Fifty-seven percent of Americans want drug firms to pay to help fight the crisis while about 70 percent said even after companies pay fines and penalties, they should be forced to publicly disclose details of the role they played fueling the epidemic, the NPR/Ipsos poll finds.
"It's something, no matter your age, your gender, no matter where you live, your party affiliation, that people believe in large numbers," said Mallory Newall, lead Ipsos researcher on the survey.
"One in three have been personally affected in some way, either by knowing someone who has overdosed or by knowing someone with an opioid addiction," said Newall.
"We are holding Big Pharma accountable; they should be accountable," President Donald Trump spoke to applause at an addiction conference in Atlanta on Tuesday.

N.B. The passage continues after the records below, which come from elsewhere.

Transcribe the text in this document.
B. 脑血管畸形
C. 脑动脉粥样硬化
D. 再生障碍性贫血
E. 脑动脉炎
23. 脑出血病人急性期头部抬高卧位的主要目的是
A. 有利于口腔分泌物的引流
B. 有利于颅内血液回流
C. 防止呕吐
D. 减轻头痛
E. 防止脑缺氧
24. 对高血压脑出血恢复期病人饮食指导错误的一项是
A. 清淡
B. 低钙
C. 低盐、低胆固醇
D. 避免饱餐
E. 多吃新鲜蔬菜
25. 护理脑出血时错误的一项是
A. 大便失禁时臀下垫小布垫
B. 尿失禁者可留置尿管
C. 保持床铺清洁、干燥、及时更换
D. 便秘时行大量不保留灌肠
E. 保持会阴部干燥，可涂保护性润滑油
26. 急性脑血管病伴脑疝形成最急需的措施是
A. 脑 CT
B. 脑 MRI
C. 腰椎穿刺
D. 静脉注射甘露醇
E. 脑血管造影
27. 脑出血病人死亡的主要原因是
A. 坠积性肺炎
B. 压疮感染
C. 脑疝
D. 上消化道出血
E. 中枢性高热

Big pharmaceutical firms have already been flooded with more than 1,600 civil lawsuits stemming from the opioid crisis, according to an NPR report.
Earlier this week, the Justice Department arrested executives who worked for a major prescription drug distributor called Rochester Drug Cooperative, one of the companies that ship large quantities of opioid from manufacturers to local pharmacies.
Jeff Berman, U.S. attorney for the Southern District of New York, said it's the first time executives of a pharmaceutical distributor and the distributor itself have been charged with drug trafficking.
Data from the Centers for Disease Control and Prevention show that more than 200,000 people in the United States have died from prescription opioid overdoses since the addiction crisis began in the late 1990s, after drug companies began aggressively marketing highly addictive painkillers.